This reading delves into the intricacies which lie when cities plan to redevelop their existing spaces. City planners and government bodies have to carefully evaluate and balance the scale to conduct the redevelopment process. The dilemma comes when they have to choose between heritage and progress. To what extent should they sacrifice each aspect?
In this reading, the author, Annette Miae Kim describes her experience living in Ho Chi Min City and how she and the locals view and interact with sidewalks. As HCMC is a developing country, the traffic infrastructure has not been redesigned to face the influx of vehicles. Street vendors are quintessential in providing the HCMC experience as it is where the spirit of the city lives. People from all walks of life turn to street vendors as the source for their meals and it has been embedded in Vietnamese culture, to the extent where it becomes almost a symbol for Vietnam. Because of this culture, many people depend on sidewalks for their survival, operating their businesses along these streets. As plans and laws roll out in hopes to revamp the streets of HCMC to make way for wider and less congested roads to facilitate smoother traffic, these laws leave the locals who make their living off these streets in disarray as their livelihood is now at stake. Strict laws prevent vendors from operating on busy streets because of spatial concerns and thus, forcing them to leave the trait.

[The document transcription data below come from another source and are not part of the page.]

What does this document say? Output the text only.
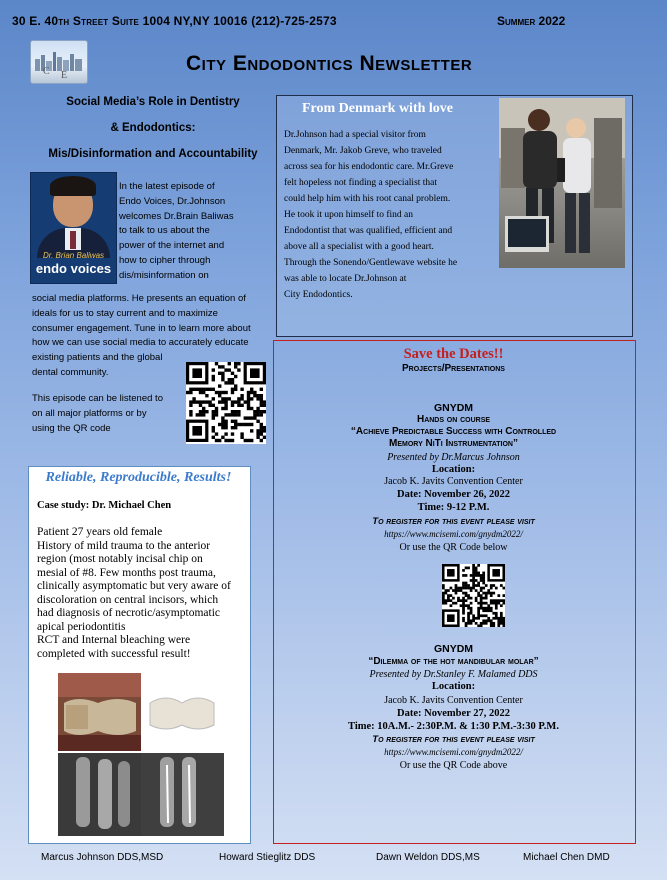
30 E. 40th Street Suite 1004 NY,NY 10016 (212)-725-2573	Summer 2022
C E
City Endodontics Newsletter
Social Media’s Role in Dentistry
& Endodontics:
Mis/Disinformation and Accountability
Dr. Brian Baliwas
endo voices
In the latest episode of
Endo Voices, Dr.Johnson
welcomes Dr.Brain Baliwas
to talk to us about the
power of the internet and
how to cipher through
dis/misinformation on
social media platforms. He presents an equation of
ideals for us to stay current and to maximize
consumer engagement. Tune in to learn more about
how we can use social media to accurately educate
existing patients and the global
dental community.
This episode can be listened to
on all major platforms or by
using the QR code
From Denmark with love
Dr.Johnson had a special visitor from
Denmark, Mr. Jakob Greve, who traveled
across sea for his endodontic care. Mr.Greve
felt hopeless not finding a specialist that
could help him with his root canal problem.
He took it upon himself to find an
Endodontist that was qualified, efficient and
above all a specialist with a good heart.
Through the Sonendo/Gentlewave website he
was able to locate Dr.Johnson at
City Endodontics.
Save the Dates!!
Projects/Presentations
GNYDM
Hands on course
“Achieve Predictable Success with Controlled
Memory NiTi Instrumentation”
Presented by Dr.Marcus Johnson
Location:
Jacob K. Javits Convention Center
Date: November 26, 2022
Time: 9-12 P.M.
To register for this event please visit
https://www.mcisemi.com/gnydm2022/
Or use the QR Code below
GNYDM
“Dilemma of the hot mandibular molar”
Presented by Dr.Stanley F. Malamed DDS
Location:
Jacob K. Javits Convention Center
Date: November 27, 2022
Time: 10A.M.- 2:30P.M. & 1:30 P.M.-3:30 P.M.
To register for this event please visit
https://www.mcisemi.com/gnydm2022/
Or use the QR Code above
Reliable, Reproducible, Results!
Case study: Dr. Michael Chen
Patient 27 years old female
History of mild trauma to the anterior
region (most notably incisal chip on
mesial of #8. Few months post trauma,
clinically asymptomatic but very aware of
discoloration on central incisors, which
had diagnosis of necrotic/asymptomatic
apical periodontitis
RCT and Internal bleaching were
completed with successful result!
Marcus Johnson DDS,MSD	Howard Stieglitz DDS	Dawn Weldon DDS,MS	Michael Chen DMD
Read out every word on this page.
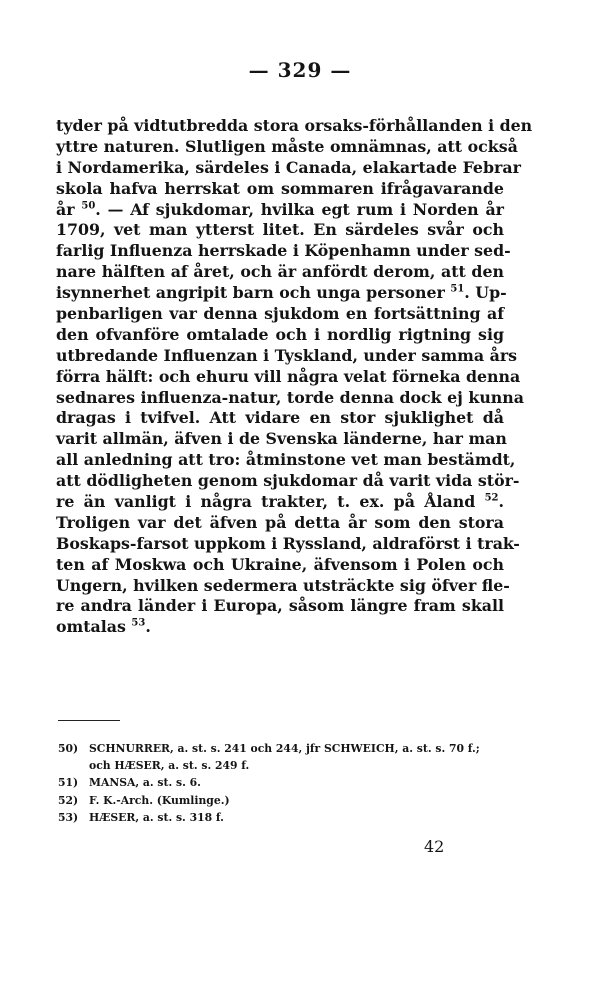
— 329 —
tyder på vidtutbredda stora orsaks-förhållanden i den
yttre naturen. Slutligen måste omnämnas, att också
i Nordamerika, särdeles i Canada, elakartade Febrar
skola hafva herrskat om sommaren ifrågavarande
år $^{50}$. — Af sjukdomar, hvilka egt rum i Norden år
1709, vet man ytterst litet. En särdeles svår och
farlig Influenza herrskade i Köpenhamn under sed-
nare hälften af året, och är anfördt derom, att den
isynnerhet angripit barn och unga personer $^{51}$. Up-
penbarligen var denna sjukdom en fortsättning af
den ofvanföre omtalade och i nordlig rigtning sig
utbredande Influenzan i Tyskland, under samma års
förra hälft: och ehuru vill några velat förneka denna
sednares influenza-natur, torde denna dock ej kunna
dragas i tvifvel. Att vidare en stor sjuklighet då
varit allmän, äfven i de Svenska länderne, har man
all anledning att tro: åtminstone vet man bestämdt,
att dödligheten genom sjukdomar då varit vida stör-
re än vanligt i några trakter, t. ex. på Åland $^{52}$.
Troligen var det äfven på detta år som den stora
Boskaps-farsot uppkom i Ryssland, aldraförst i trak-
ten af Moskwa och Ukraine, äfvensom i Polen och
Ungern, hvilken sedermera utsträckte sig öfver fle-
re andra länder i Europa, såsom längre fram skall
omtalas $^{53}$.
50) SCHNURRER, a. st. s. 241 och 244, jfr SCHWEICH, a. st. s. 70 f.;
och HÆSER, a. st. s. 249 f.
51) MANSA, a. st. s. 6.
52) F. K.-Arch. (Kumlinge.)
53) HÆSER, a. st. s. 318 f.
42
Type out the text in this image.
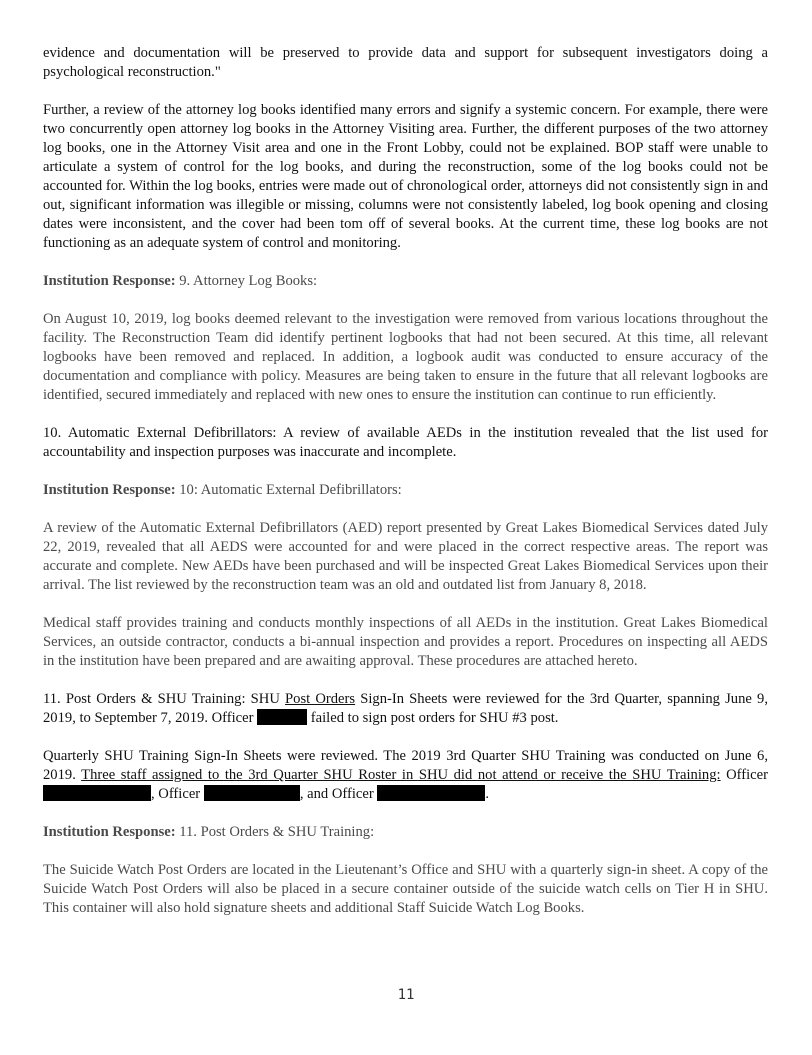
evidence and documentation will be preserved to provide data and support for subsequent investigators doing a psychological reconstruction."

Further, a review of the attorney log books identified many errors and signify a systemic concern. For example, there were two concurrently open attorney log books in the Attorney Visiting area. Further, the different purposes of the two attorney log books, one in the Attorney Visit area and one in the Front Lobby, could not be explained. BOP staff were unable to articulate a system of control for the log books, and during the reconstruction, some of the log books could not be accounted for. Within the log books, entries were made out of chronological order, attorneys did not consistently sign in and out, significant information was illegible or missing, columns were not consistently labeled, log book opening and closing dates were inconsistent, and the cover had been tom off of several books. At the current time, these log books are not functioning as an adequate system of control and monitoring.

Institution Response: 9. Attorney Log Books:

On August 10, 2019, log books deemed relevant to the investigation were removed from various locations throughout the facility. The Reconstruction Team did identify pertinent logbooks that had not been secured. At this time, all relevant logbooks have been removed and replaced. In addition, a logbook audit was conducted to ensure accuracy of the documentation and compliance with policy. Measures are being taken to ensure in the future that all relevant logbooks are identified, secured immediately and replaced with new ones to ensure the institution can continue to run efficiently.

10. Automatic External Defibrillators: A review of available AEDs in the institution revealed that the list used for accountability and inspection purposes was inaccurate and incomplete.

Institution Response: 10: Automatic External Defibrillators:

A review of the Automatic External Defibrillators (AED) report presented by Great Lakes Biomedical Services dated July 22, 2019, revealed that all AEDS were accounted for and were placed in the correct respective areas. The report was accurate and complete. New AEDs have been purchased and will be inspected Great Lakes Biomedical Services upon their arrival. The list reviewed by the reconstruction team was an old and outdated list from January 8, 2018.

Medical staff provides training and conducts monthly inspections of all AEDs in the institution. Great Lakes Biomedical Services, an outside contractor, conducts a bi-annual inspection and provides a report. Procedures on inspecting all AEDS in the institution have been prepared and are awaiting approval. These procedures are attached hereto.

11. Post Orders & SHU Training: SHU Post Orders Sign-In Sheets were reviewed for the 3rd Quarter, spanning June 9, 2019, to September 7, 2019. Officer	failed to sign post orders for SHU #3 post.

Quarterly SHU Training Sign-In Sheets were reviewed. The 2019 3rd Quarter SHU Training was conducted on June 6, 2019. Three staff assigned to the 3rd Quarter SHU Roster in SHU did not attend or receive the SHU Training: Officer , Officer	, and Officer	.

Institution Response: 11. Post Orders & SHU Training:

The Suicide Watch Post Orders are located in the Lieutenant’s Office and SHU with a quarterly sign-in sheet. A copy of the Suicide Watch Post Orders will also be placed in a secure container outside of the suicide watch cells on Tier H in SHU. This container will also hold signature sheets and additional Staff Suicide Watch Log Books.

11
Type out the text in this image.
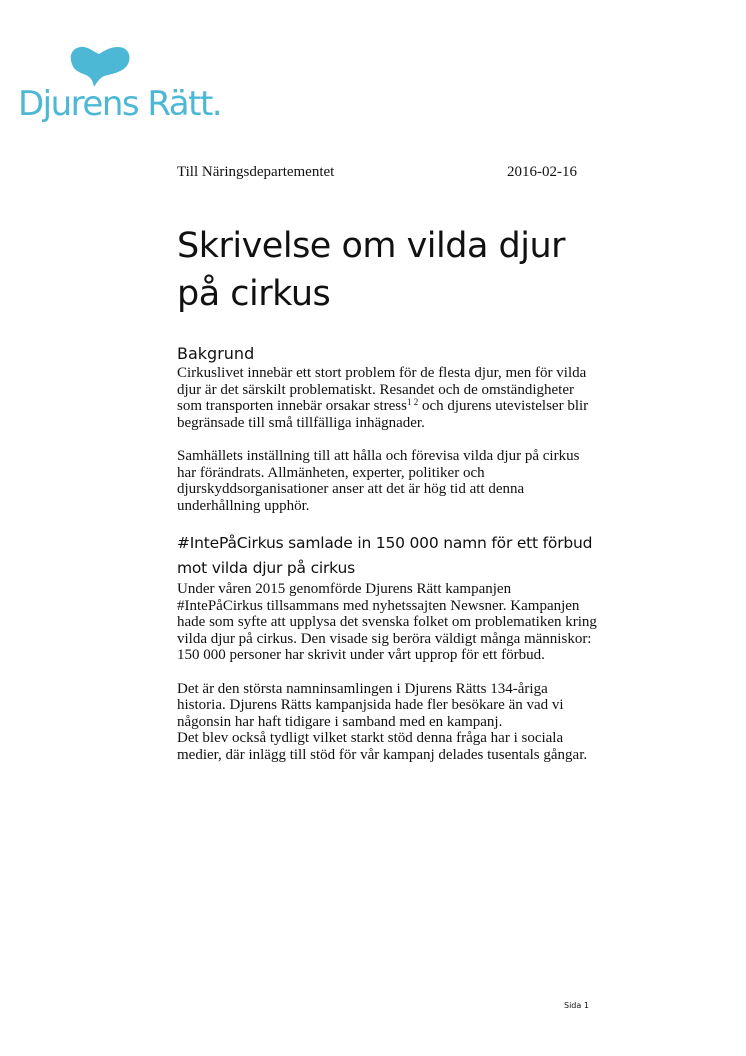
Djurens Rätt.
Till Näringsdepartementet	2016-02-16
Skrivelse om vilda djur
på cirkus
Bakgrund

Cirkuslivet innebär ett stort problem för de flesta djur, men för vilda djur är det särskilt problematiskt. Resandet och de omständigheter som transporten innebär orsakar stress$^{1 2}$ och djurens utevistelser blir begränsade till små tillfälliga inhägnader.

Samhällets inställning till att hålla och förevisa vilda djur på cirkus har förändrats. Allmänheten, experter, politiker och djurskyddsorganisationer anser att det är hög tid att denna underhållning upphör.

#IntePåCirkus samlade in 150 000 namn för ett förbud mot vilda djur på cirkus

Under våren 2015 genomförde Djurens Rätt kampanjen #IntePåCirkus tillsammans med nyhetssajten Newsner. Kampanjen hade som syfte att upplysa det svenska folket om problematiken kring vilda djur på cirkus. Den visade sig beröra väldigt många människor: 150 000 personer har skrivit under vårt upprop för ett förbud.

Det är den största namninsamlingen i Djurens Rätts 134-åriga historia. Djurens Rätts kampanjsida hade fler besökare än vad vi någonsin har haft tidigare i samband med en kampanj.

Det blev också tydligt vilket starkt stöd denna fråga har i sociala medier, där inlägg till stöd för vår kampanj delades tusentals gångar.

Sida 1
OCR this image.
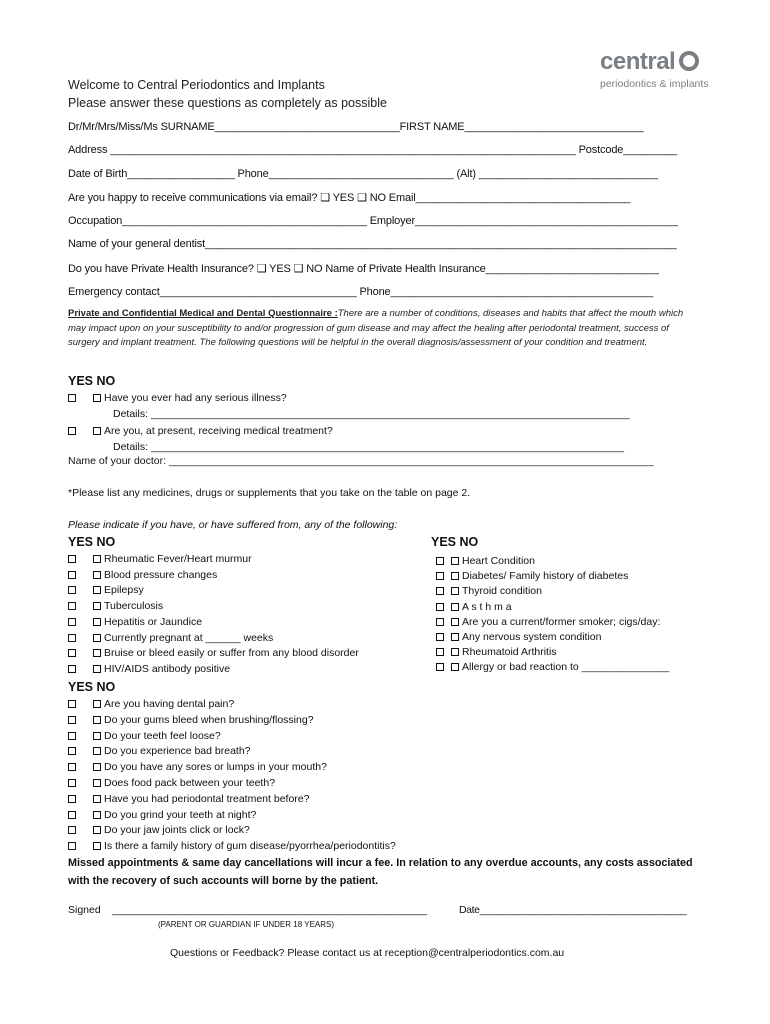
central
periodontics & implants
Welcome to Central Periodontics and Implants
Please answer these questions as completely as possible
Dr/Mr/Mrs/Miss/Ms SURNAME_______________________________FIRST NAME______________________________
Address ______________________________________________________________________________ Postcode_________
Date of Birth__________________ Phone_______________________________ (Alt) ______________________________
Are you happy to receive communications via email? ❑ YES ❑ NO Email____________________________________
Occupation_________________________________________ Employer____________________________________________
Name of your general dentist_______________________________________________________________________________
Do you have Private Health Insurance? ❑ YES ❑ NO Name of Private Health Insurance_____________________________
Emergency contact_________________________________ Phone____________________________________________
Private and Confidential Medical and Dental Questionnaire :There are a number of conditions, diseases and habits that affect the mouth which may impact upon on your susceptibility to and/or progression of gum disease and may affect the healing after periodontal treatment, success of surgery and implant treatment. The following questions will be helpful in the overall diagnosis/assessment of your condition and treatment.
YES NO
Have you ever had any serious illness?
Details: __________________________________________________________________________________
Are you, at present, receiving medical treatment?
Details: _________________________________________________________________________________
Name of your doctor: ___________________________________________________________________________________
*Please list any medicines, drugs or supplements that you take on the table on page 2.
Please indicate if you have, or have suffered from, any of the following:
YES NO	YES NO
Rheumatic Fever/Heart murmur
Blood pressure changes
Epilepsy
Tuberculosis
Hepatitis or Jaundice
Currently pregnant at ______ weeks
Bruise or bleed easily or suffer from any blood disorder
HIV/AIDS antibody positive
Heart Condition
Diabetes/ Family history of diabetes
Thyroid condition
A s t h m a
Are you a current/former smoker; cigs/day:
Any nervous system condition
Rheumatoid Arthritis
Allergy or bad reaction to _______________
YES NO
Are you having dental pain?
Do your gums bleed when brushing/flossing?
Do your teeth feel loose?
Do you experience bad breath?
Do you have any sores or lumps in your mouth?
Does food pack between your teeth?
Have you had periodontal treatment before?
Do you grind your teeth at night?
Do your jaw joints click or lock?
Is there a family history of gum disease/pyorrhea/periodontitis?
Missed appointments & same day cancellations will incur a fee. In relation to any overdue accounts, any costs associated with the recovery of such accounts will borne by the patient.
Signed ____________________________________________________________
(PARENT OR GUARDIAN IF UNDER 18 YEARS)
Date______________________________________
Questions or Feedback? Please contact us at reception@centralperiodontics.com.au
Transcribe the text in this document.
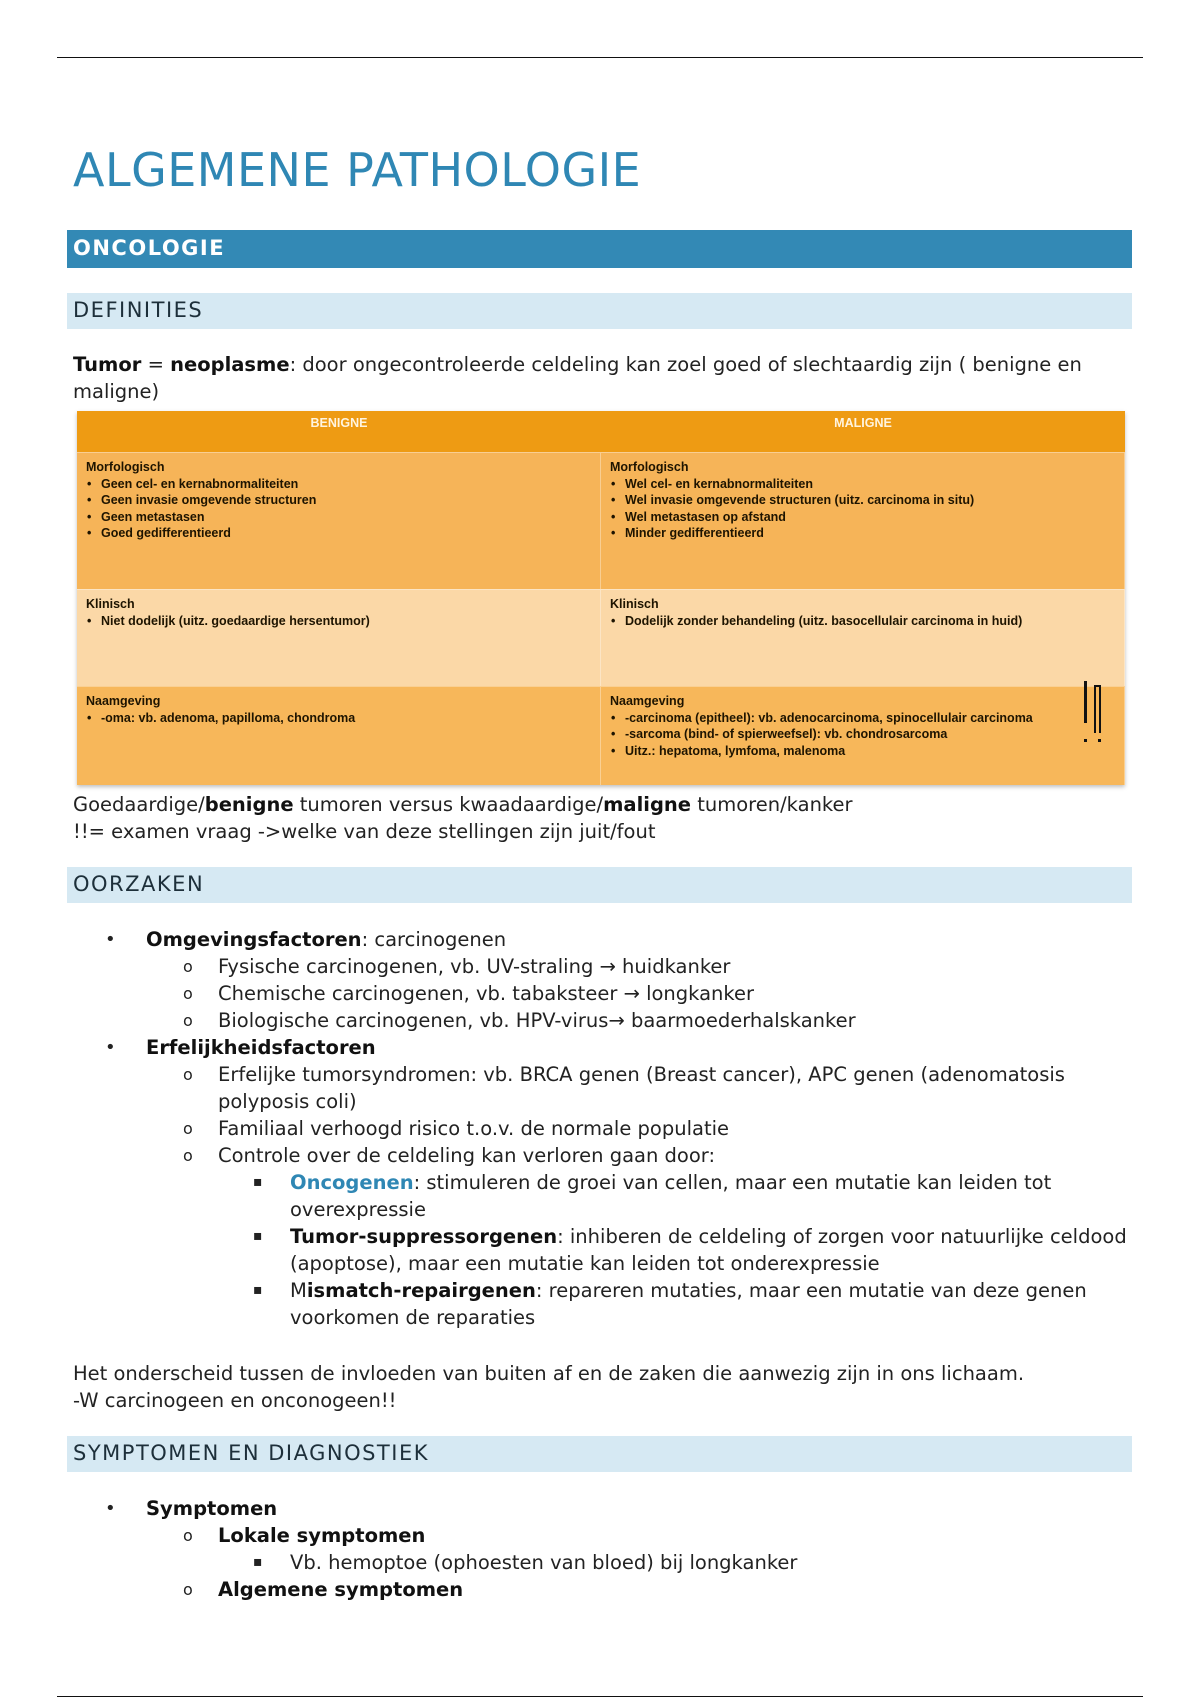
ALGEMENE PATHOLOGIE
ONCOLOGIE
DEFINITIES
Tumor = neoplasme: door ongecontroleerde celdeling kan zoel goed of slechtaardig zijn ( benigne en maligne)
BENIGNE	MALIGNE
Morfologisch
• Geen cel- en kernabnormaliteiten
• Geen invasie omgevende structuren
• Geen metastasen
• Goed gedifferentieerd
Morfologisch
• Wel cel- en kernabnormaliteiten
• Wel invasie omgevende structuren (uitz. carcinoma in situ)
• Wel metastasen op afstand
• Minder gedifferentieerd
Klinisch
• Niet dodelijk (uitz. goedaardige hersentumor)
Klinisch
• Dodelijk zonder behandeling (uitz. basocellulair carcinoma in huid)
Naamgeving
• -oma: vb. adenoma, papilloma, chondroma
Naamgeving
• -carcinoma (epitheel): vb. adenocarcinoma, spinocellulair carcinoma
• -sarcoma (bind- of spierweefsel): vb. chondrosarcoma
• Uitz.: hepatoma, lymfoma, malenoma
Goedaardige/benigne tumoren versus kwaadaardige/maligne tumoren/kanker
!!= examen vraag ->welke van deze stellingen zijn juit/fout
OORZAKEN
• Omgevingsfactoren: carcinogenen
o Fysische carcinogenen, vb. UV-straling → huidkanker
o Chemische carcinogenen, vb. tabaksteer → longkanker
o Biologische carcinogenen, vb. HPV-virus→ baarmoederhalskanker
• Erfelijkheidsfactoren
o Erfelijke tumorsyndromen: vb. BRCA genen (Breast cancer), APC genen (adenomatosis polyposis coli)
o Familiaal verhoogd risico t.o.v. de normale populatie
o Controle over de celdeling kan verloren gaan door:
▪ Oncogenen: stimuleren de groei van cellen, maar een mutatie kan leiden tot overexpressie
▪ Tumor-suppressorgenen: inhiberen de celdeling of zorgen voor natuurlijke celdood (apoptose), maar een mutatie kan leiden tot onderexpressie
▪ Mismatch-repairgenen: repareren mutaties, maar een mutatie van deze genen voorkomen de reparaties
Het onderscheid tussen de invloeden van buiten af en de zaken die aanwezig zijn in ons lichaam.
-W carcinogeen en onconogeen!!
SYMPTOMEN EN DIAGNOSTIEK
• Symptomen
o Lokale symptomen
▪ Vb. hemoptoe (ophoesten van bloed) bij longkanker
o Algemene symptomen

As a result, the essence of Vietnamese culture is slowly disappearing as these vendors are forced to evict from their spaces. Streets are becoming less vibrant and bustling, and locals and tourists alike are greeted with monotonous streets and inaccessible buildings. Locals have adapted to sell their goods through their vehicles, however, this would only benefit a select group of vendors, namely ones selling non-perishable goods.
This reading has made me consider the lengths to which our Singapore government has implemented such a strategy. How did we find the balance (if we ever did) and to what extent was it successful? Stories of my parents enjoying food which was along the streets of their old houses, and how locals and store owners would interact with each other to form a personal bond. All these were uniquely Singapore experiences, but how has it changed through the years? For one, the government created a localised venue to house all of the food vendors and owners who were affected by the urbanisation of roads. These localised places are now known as hawker centres and coffee shops. Singapore has not removed all of these places as street vendors still exists at places such as lau pa sat market. I would say that our government managed to strike a good balance in terms of redeveloping our sidewalks as the essence of hawkers can still be felt, while also paving the way for economic development.